Today, practical translation systems exist for particular pairs of languages, and some are integrated into web search engines. However, these systems have some serious shortcomings. We can explore them with the help of NLTK's "babelizer" (which is automatically loaded when you import this chapter's materials using from nltk.book import *). This program submits a sentence for translation into a specified language, then submits the resulting sentence for translation back into English. It stops after 12 iterations, or if it receives a translation that was produced already (indicating a loop): >>> babelize_shell()
NLTK Babelizer: type 'help' for a list of commands. Babel> how long before the next flight to Alice Springs? Babel> german Babel> run
0> how long before the next flight to Alice Springs? 1> wie lang vor dem folgenden Flug zu Alice Springs? 2> how long before the following flight to Alice jump? 3> wie lang vor dem folgenden Flug zu Alice springen Sie? 4> how long before the following flight to Alice do you jump? 5> wie lang, bevor der folgende Flug zu Alice tun, Sie springen? 6> how long, before the following flight to Alice does, do you jump? 7> wie lang bevor der folgende Flug zu Alice tut, tun Sie springen? 8> how long before the following flight to Alice does, do you jump? 9> wie lang, bevor der folgende Flug zu Alice tut, tun Sie springen? 10> how long, before the following flight does to Alice, do do you jump? 11> wie lang bevor der folgende Flug zu Alice tut, Sie tun Sprung? 12> how long before the following flight does leap to Alice, does you?

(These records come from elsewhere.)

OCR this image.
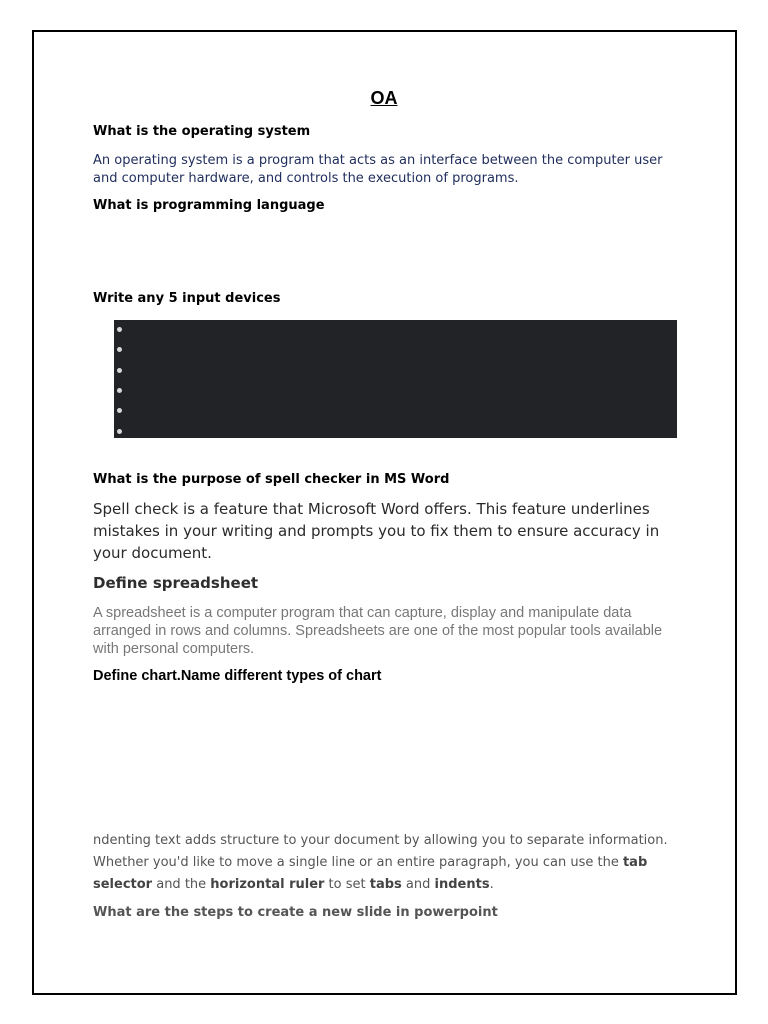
OA

What is the operating system

An operating system is a program that acts as an interface between the computer user and computer hardware, and controls the execution of programs.

What is programming language

Write any 5 input devices

What is the purpose of spell checker in MS Word

Spell check is a feature that Microsoft Word offers. This feature underlines mistakes in your writing and prompts you to fix them to ensure accuracy in your document.

Define spreadsheet

A spreadsheet is a computer program that can capture, display and manipulate data arranged in rows and columns. Spreadsheets are one of the most popular tools available with personal computers.

Define chart.Name different types of chart

ndenting text adds structure to your document by allowing you to separate information. Whether you'd like to move a single line or an entire paragraph, you can use the tab selector and the horizontal ruler to set tabs and indents.

What are the steps to create a new slide in powerpoint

Observe that the system correctly translates Alice Springs from English to German (in the line starting 1>), but on the way back to English, this ends up as Alice jump (line 2). The preposition before is initially translated into the corresponding German preposition vor, but later into the conjunction bevor (line 5). After line 5 the sentences become non-sensical (but notice the various phrasings indicated by the commas, and the change from jump to leap). The translation system did not recognize when a word was part of a proper name, and it misinterpreted the grammatical structure. The grammatical problems are more obvious in the following example. Did John find the pig, or did the pig find John? >>> babelize_shell()
Babel> The pig that John found looked happy Babel> german Babel> run
0> The pig that John found looked happy
1> Das Schwein, das John fand, schaute gl?cklich
2> The pig, which found John, looked happy
Machine translation is difficult because a given word could have several possible translations (depending on its meaning), and because word order must be changed in keeping with the grammatical structure of the target language. Today these difficulties are being faced by collecting massive quantities of parallel texts from news and government websites that publish documents in two or more languages. Given a document in German and English, and possibly a bilingual dictionary, we can automatically pair up the sentences, a process called text alignment. Once we have a million or more sentence pairs, we can detect corresponding words and phrases, and build a model that can be used for translating new text.